SERMON TITLE: “Ask”
SERMON TEXT: James 3:13 – 4:3 and Mark 9:30-37
PREACHER: Rev. Kim James
OCCASION: September 19, 2021, at First UMC
I don’t know about you, but I’ve been thinking about the tens of thousands of Afghani refugees who are coming to the United States. An article on Thursday indicated that about 49,000 such Afghanis are now living on military bases within our U.S. borders. Another 18,000 or so are on U.S. bases in other countries like Germany, where they will await eventual approval to come here.* Many of the Afghanis know some English because they assisted with U.S. military operations. But still, can you imagine what a huge culture shock it’s going to be for those men, women, and children who are coming here?

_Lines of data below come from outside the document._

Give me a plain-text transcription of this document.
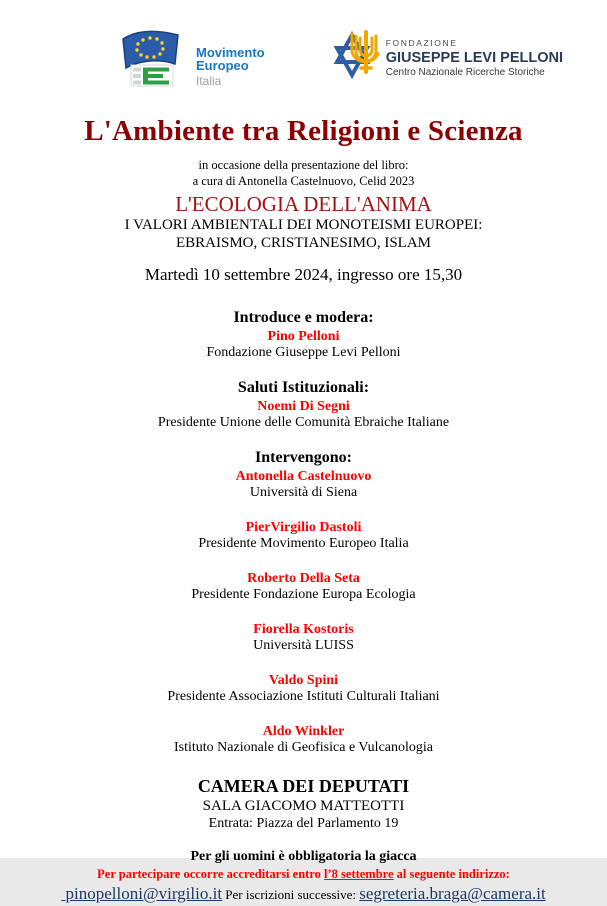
Movimento
Europeo
Italia
FONDAZIONE
GIUSEPPE LEVI PELLONI
Centro Nazionale Ricerche Storiche
L'Ambiente tra Religioni e Scienza
in occasione della presentazione del libro:
a cura di Antonella Castelnuovo, Celid 2023
L'ECOLOGIA DELL'ANIMA
I VALORI AMBIENTALI DEI MONOTEISMI EUROPEI:
EBRAISMO, CRISTIANESIMO, ISLAM
Martedì 10 settembre 2024, ingresso ore 15,30
Introduce e modera:
Pino Pelloni
Fondazione Giuseppe Levi Pelloni
Saluti Istituzionali:
Noemi Di Segni
Presidente Unione delle Comunità Ebraiche Italiane
Intervengono:
Antonella Castelnuovo
Università di Siena
PierVirgilio Dastoli
Presidente Movimento Europeo Italia
Roberto Della Seta
Presidente Fondazione Europa Ecologia
Fiorella Kostoris
Università LUISS
Valdo Spini
Presidente Associazione Istituti Culturali Italiani
Aldo Winkler
Istituto Nazionale di Geofisica e Vulcanologia
CAMERA DEI DEPUTATI
SALA GIACOMO MATTEOTTI
Entrata: Piazza del Parlamento 19
Per gli uomini è obbligatoria la giacca
Per partecipare occorre accreditarsi entro l’8 settembre al seguente indirizzo:
pinopelloni@virgilio.it Per iscrizioni successive: segreteria.braga@camera.it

Can you imagine how many questions they have about processing their documents, whether or not they will be accepted, where they will be resettled, and what their new life will be like?
For their sakes, I hope the Afghanis are given some instruction in an emotionally-safe environment in which they can feel free to ask whatever questions they have. As we all know from our own experience, a person doesn’t have to be moving half way around the world to a completely different culture to have concerns about when, where, how, or even if it’s appropriate to ask a question. At some times in our lives, I bet every one of us has been in a situation where we wanted to ask a question but hoped someone else would ask it for us. Or maybe we felt so confused or ignorant that we didn’t know where to begin. We didn’t even know what we needed to ask.
The scriptures that we read last Sunday dealt with the issue of taming the tongue, of being careful what we say. Today’s scripture readings from Mark and James deal with another communication concern, the issue of asking questions. The disciples were afraid to ask what was on their minds, and I don’t think Jesus wanted them to feel that way. So let’s take a closer look at these two scriptures and see why and how we can feel free to ask.